May 24: Feibush to convert Walter Smith School | VW pays PA $118 million | ‘Feed the Barrel’

Developer Ori Feibush plans to convert Point Breeze’s former Walter Smith School into 120 apartments, after the Commonwealth Court ordered Philadelphia Common Pleas judge Nina Wright-Padilla last week to clear the property’s sale, Jacob Adelman reports. The Concordia Group, a Maryland-based developer, sold the Point Breeze property to Feibush after acquiring it along with four other schools from the Philadelphia School District for $6.8 million. Neighborhood residents who opposed the sale, led by the Point Breeze Community Development Coalition, had previously sought to stop the transaction, “arguing that the school district was violating its rules for open bids by not selling [buildings] individually.” The neighbors agreed to drop their objections after negotiating a tentative deal with Concordia in which the developer promised “to include an educational center, low-income housing, and other features for the community in its plans.” Feibush told Adelman he was not aware of any such commitments, but that he imagines a community space would be part of the project.

A Volkswagen settlement gives Pennsylvania $118 million to offset the extra pollution emitted by diesel vehicles that automobile manufacturer outfitted with software to trick emissions tests, the Post-Gazette reports. A spokesperson for the state’s Department of Environmental Protection’s says that “the department wants to focus on projects to upgrade or replace large, old vehicles or a lot of vehicles…target areas with high pollution, many people, or a concentration of heavily traveled roads.” The DEP’s draft plan considers dedicating as much as half of the money to off-road fleets of older diesel vehicles and engines, which run for an average of 25 years or more. Pennsylvania received a significant share of the nearly $3 billion national environmental settlement because the German automaker sold more than 23,000 ‘cheating diesel cars’ in the state.

Hidden City’s Bob McNulty dives deep into the ghostly history of ‘the Dead Fleet,’ the rotting hulls of several ships in the Delaware River. In a tale that includes burning barges, World War I, and a custody battle with “a drunken floozy,” McNulty writes that “the vessels were abandoned by the Kensington Shipyard and Dry Dock Corporation in the 1930s, and their rich, individual histories were eventually lost to time and public memory.”

‘Feed the Barrel,’ the country’s first immigrant-led residential used cooking oil program, has been piloted in South Philly, NBC10’s Anastasia Weckerly reports. The initiative, led by the EPA and Chester-based Eden Green Energy, first came into fruition to deal with floods induced by clogged drains. Lena Kim, a program participant and EPA employee, “explained there was a huge cultural difference in the way they treat cooking oil in Indonesia and thought they could just pour it down the drain in America just the way they did there.” Eden Green Energy would pick up and transport the barrels to a recycling center that would strain, clean, and convert the spent cooking oil into biofuel.

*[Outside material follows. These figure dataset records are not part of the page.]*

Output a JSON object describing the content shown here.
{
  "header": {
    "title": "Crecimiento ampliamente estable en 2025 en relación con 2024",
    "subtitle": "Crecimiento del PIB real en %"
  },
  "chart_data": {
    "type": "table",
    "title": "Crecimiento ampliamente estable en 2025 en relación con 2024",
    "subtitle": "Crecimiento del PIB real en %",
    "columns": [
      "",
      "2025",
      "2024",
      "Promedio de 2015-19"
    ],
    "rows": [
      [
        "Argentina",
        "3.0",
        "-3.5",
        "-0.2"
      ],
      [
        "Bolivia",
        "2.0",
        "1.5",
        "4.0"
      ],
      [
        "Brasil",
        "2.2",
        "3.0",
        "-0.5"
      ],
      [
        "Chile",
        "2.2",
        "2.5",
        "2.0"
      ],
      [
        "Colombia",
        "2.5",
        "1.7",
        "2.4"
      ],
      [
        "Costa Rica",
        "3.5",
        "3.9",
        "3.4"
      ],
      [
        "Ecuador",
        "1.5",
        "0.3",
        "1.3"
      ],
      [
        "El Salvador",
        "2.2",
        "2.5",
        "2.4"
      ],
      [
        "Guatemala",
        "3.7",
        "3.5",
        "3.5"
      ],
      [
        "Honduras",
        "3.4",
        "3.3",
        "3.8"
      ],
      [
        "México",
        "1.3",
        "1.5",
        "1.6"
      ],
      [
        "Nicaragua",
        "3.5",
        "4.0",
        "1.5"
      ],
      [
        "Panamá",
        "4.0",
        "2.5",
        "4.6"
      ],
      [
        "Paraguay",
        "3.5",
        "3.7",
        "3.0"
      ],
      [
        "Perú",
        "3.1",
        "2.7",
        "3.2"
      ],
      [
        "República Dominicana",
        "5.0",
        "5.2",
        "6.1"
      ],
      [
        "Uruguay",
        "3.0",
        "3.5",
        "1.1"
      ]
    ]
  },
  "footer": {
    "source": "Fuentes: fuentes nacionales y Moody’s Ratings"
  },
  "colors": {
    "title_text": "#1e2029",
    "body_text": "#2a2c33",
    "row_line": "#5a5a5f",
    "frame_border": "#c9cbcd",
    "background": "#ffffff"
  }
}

Organizations across the city participated in On the Table Philly yesterday, a one-day forum designed to engage residents over a meal to discuss local issues and ways to improve their self-described community. WHYY, located solidly between Chinatown and Old City, hosted a discussion with nearby business owners and residents about the two neighborhoods’ design aesthetics, cultures, pedestrian activity, and day and nightlife. Capofitto’s Stephanie Reitano, Indy Hall member Rasa Vella, and Eric Law of Asia Crafts (better known as the Hello Kitty store) conversed with PlanPhilly’s Diana Lu on NewsWorks Tonight about local-serving amenities amidst tourist attractions and the barriers that break up the continuity between the two neighborhoods. On the Table Philly is part of a ten-city initiative funded by a $1.15 million grant from the Knight Foundation to different local community foundations.